Is Breast Cancer In My Future Too?
At the time, I worked in the field of head and neck cancer, so I was no stranger to cancer. I was no stranger to the difficult side effects of chemotherapy and radiation therapy, or the possible surgical complications that could happen. But that was in my professional life, not in my personal life. Until now.
Could it be that I would end up a cancer patient too? After all, my sister was so so so young when she got it.
She ended up going for genetic testing but came out with inconclusive results. What did that mean for me? And then I got pregnant – what did that mean for my unborn daughter? My mother-in-law also had breast cancer in her 40s, so did that mean breast cancer was inevitable for my baby girl?
The fear of breast cancer is a cloud that hangs over me, never leaving me alone. I can’t shake it, I can’t put it away in a box. I can’t help but wonder how it will continue to play a role in my future… and in my daughter’s future.
It has been 8 and a half years since my sister was diagnosed, and she is doing fine now. But this past spring, my mother got the news that she also had breast cancer. Thankfully it was caught very early and she had quite minimal treatment – a lumpectomy and a short bout of radiation.
But what am I supposed to think when my 2 closest female family members both got breast cancer?
3 Ways I’m Dealing With My Fears
All I can do is try to turn my fear into energy for breast cancer prevention.
When my sister started learning about environmental factors that could have contributed to her cancer, I started an overhaul of my lifestyle.
When I prepared for the arrival of my daughter, I spent hours doing research into baby products and what they contained, which eventually led me to start my blog, juicy green mom. Now I do my best to live as green and toxin-free as possible, because even though I know I carry a toxic body burden from my years prior to making all these changes, I can still do my best to reduce my daughter’s exposure as much as possible.
I also decided to go off the birth control pill. Although there isn’t any definitive research pointing to a causal relationship between the birth control pill and breast cancer, it is never recommended to women who have had breast cancer.
Nor is hormone replacement therapy recommended for women going through menopause who have had breast cancer. In the spirit of “better to be safe than sorry”, I decided with my doctor that I should no longer use any kind of hormone therapy.
I don’t know what I’ll do when my now 6-year-old girl gets to that age… but my hope is that research will be much more definitive and that prevention methods will be more clear and effective by the time she gets there.

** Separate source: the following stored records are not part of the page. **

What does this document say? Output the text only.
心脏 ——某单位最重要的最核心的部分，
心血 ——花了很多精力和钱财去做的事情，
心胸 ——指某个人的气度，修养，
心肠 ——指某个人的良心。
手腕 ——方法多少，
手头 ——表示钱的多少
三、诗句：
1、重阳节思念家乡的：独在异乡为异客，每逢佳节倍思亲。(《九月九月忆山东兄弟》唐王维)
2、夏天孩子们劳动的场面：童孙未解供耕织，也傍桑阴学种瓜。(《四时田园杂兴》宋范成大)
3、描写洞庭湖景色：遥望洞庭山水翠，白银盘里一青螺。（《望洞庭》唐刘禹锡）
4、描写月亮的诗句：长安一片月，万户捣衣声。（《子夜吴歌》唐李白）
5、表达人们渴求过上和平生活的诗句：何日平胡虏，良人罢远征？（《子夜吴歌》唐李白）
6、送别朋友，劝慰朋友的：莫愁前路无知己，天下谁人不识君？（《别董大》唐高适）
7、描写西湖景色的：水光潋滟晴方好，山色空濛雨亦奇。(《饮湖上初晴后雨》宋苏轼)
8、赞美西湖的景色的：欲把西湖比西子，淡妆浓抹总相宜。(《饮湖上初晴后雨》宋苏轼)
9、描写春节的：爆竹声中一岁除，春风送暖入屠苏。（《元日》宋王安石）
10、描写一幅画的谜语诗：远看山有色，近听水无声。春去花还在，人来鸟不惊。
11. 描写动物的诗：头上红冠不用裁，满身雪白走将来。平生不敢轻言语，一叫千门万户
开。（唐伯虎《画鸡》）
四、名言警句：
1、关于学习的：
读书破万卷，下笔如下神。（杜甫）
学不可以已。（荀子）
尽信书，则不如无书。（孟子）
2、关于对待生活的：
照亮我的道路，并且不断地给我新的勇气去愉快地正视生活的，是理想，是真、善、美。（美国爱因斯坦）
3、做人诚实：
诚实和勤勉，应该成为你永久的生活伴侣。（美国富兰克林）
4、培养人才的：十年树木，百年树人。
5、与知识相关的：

I am now in the queue to look into genetic testing also. The hypothesis for my mom’s cancer is that the years of hormone replacement therapy with menopause probably played a large role. But who knows if there’s a genetic link? I’ve also started considering preventative mastectomy. It’s a major surgery, so it’s certainly not a decision to be taken lightly.
Cancer is a bitch, there is no doubt about that. And it never seems to stop rearing its ugly head. Can I escape breast cancer? I don’t know. But I am going to try my best to keep it away from me and from my daughter.